Gefahr für die Augen

Hinzu kommt ein ernstes Sicherheitsrisiko, das leicht unterschätzt wird: Der Laserstrahl kann schnell und unkontrolliert in die empfindlichen Katzenaugen treffen. Selbst bei vorsichtigem und aufmerksamem Umgang lässt sich das nie vollständig ausschließen – ein Reflex der Katze, ein unerwarteter Sprung, eine kurze Unachtsamkeit, und schon ist es passiert. Die Augen von Katzen reagieren empfindlich auf gebündeltes Licht, und Verletzungen der Netzhaut sind im Ernstfall nicht mehr rückgängig zu machen.

Automatische Laserspielzeuge verschärfen das Problem

Besonders kritisch zu betrachten sind Geräte, die man einfach auf den Boden stellt und die dann wahllos und automatisch einen Laserstrahl in der Gegend verteilen, damit die Katze angeblich "selbstständig beschäftigt" ist. Hier hat der Halter keinerlei Kontrolle mehr über den Strahl und dessen Richtung, die Gefahr für die Augen steigt dadurch noch weiter an, und die Frustration der Katze bleibt trotzdem dieselbe: endloses Jagen ohne jeden Erfolg, oft sogar über einen längeren Zeitraum und ganz ohne Aufsicht.
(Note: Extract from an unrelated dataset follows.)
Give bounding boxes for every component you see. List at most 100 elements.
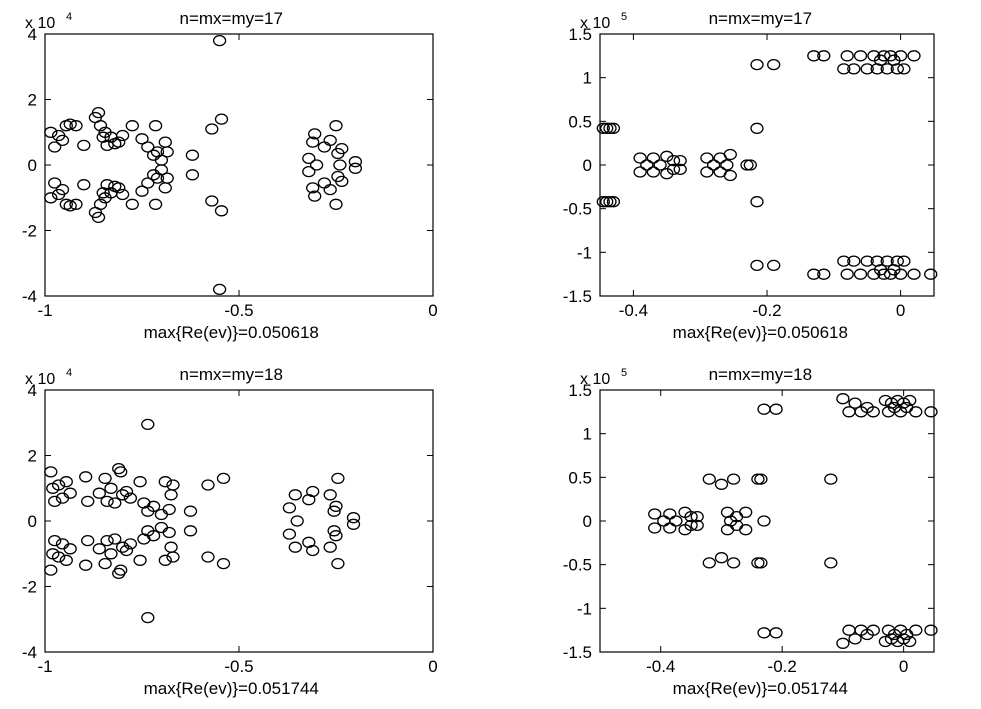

Was auf den ersten Blick wie eine praktische Beschäftigung wirkt, ist in Wirklichkeit eine Dauerbelastung für die Katze.

Bessere Alternativen gibt es reichlich

Katzen müssen deshalb aber keineswegs auf Beschäftigung und Auslastung verzichten. Es gibt zahlreiche Spielzeuge, die Jagdinstinkte wecken und dabei echte Erfolgserlebnisse bieten. Fummelbretter etwa lassen sich fertig kaufen oder mit ein wenig Kreativität auch leicht selbst basteln, zum Beispiel aus Klopapierrollen, die mit Leckerlis gefüllt werden. Bälle zum Rollen und Fangen sorgen für Bewegung und echten Beutefang. Federspielzeuge, die an einer Angel befestigt sind und sich wie echte Beute bewegen, lassen sich zudem gezielt vom Halter führen. Auch Ballrutschen und ähnliches Spielzeug-Schnickschnack bieten Abwechslung, ohne die Katze am Ende frustriert zurückzulassen.

Wichtig bei all diesen Alternativen ist immer: Am Ende sollte die Katze tatsächlich etwas "erbeuten" können, sei es ein Leckerli, ein Stofftier oder das Spielzeug selbst. Erst dieser Abschluss macht das Spiel für die Katze rundum befriedigend.

Fazit

Ich rate vom Einsatz von Laserpointern als Katzenspielzeug generell ab. Sie führen zu Frustration statt Vergnügen, bieten kein Erfolgserlebnis und bergen ein reales, nicht zu unterschätzendes Risiko für die Augen der Katze. Es gibt einfach zu viele bessere und katzengerechtere Alternativen, um dieses unnötige Risiko einzugehen.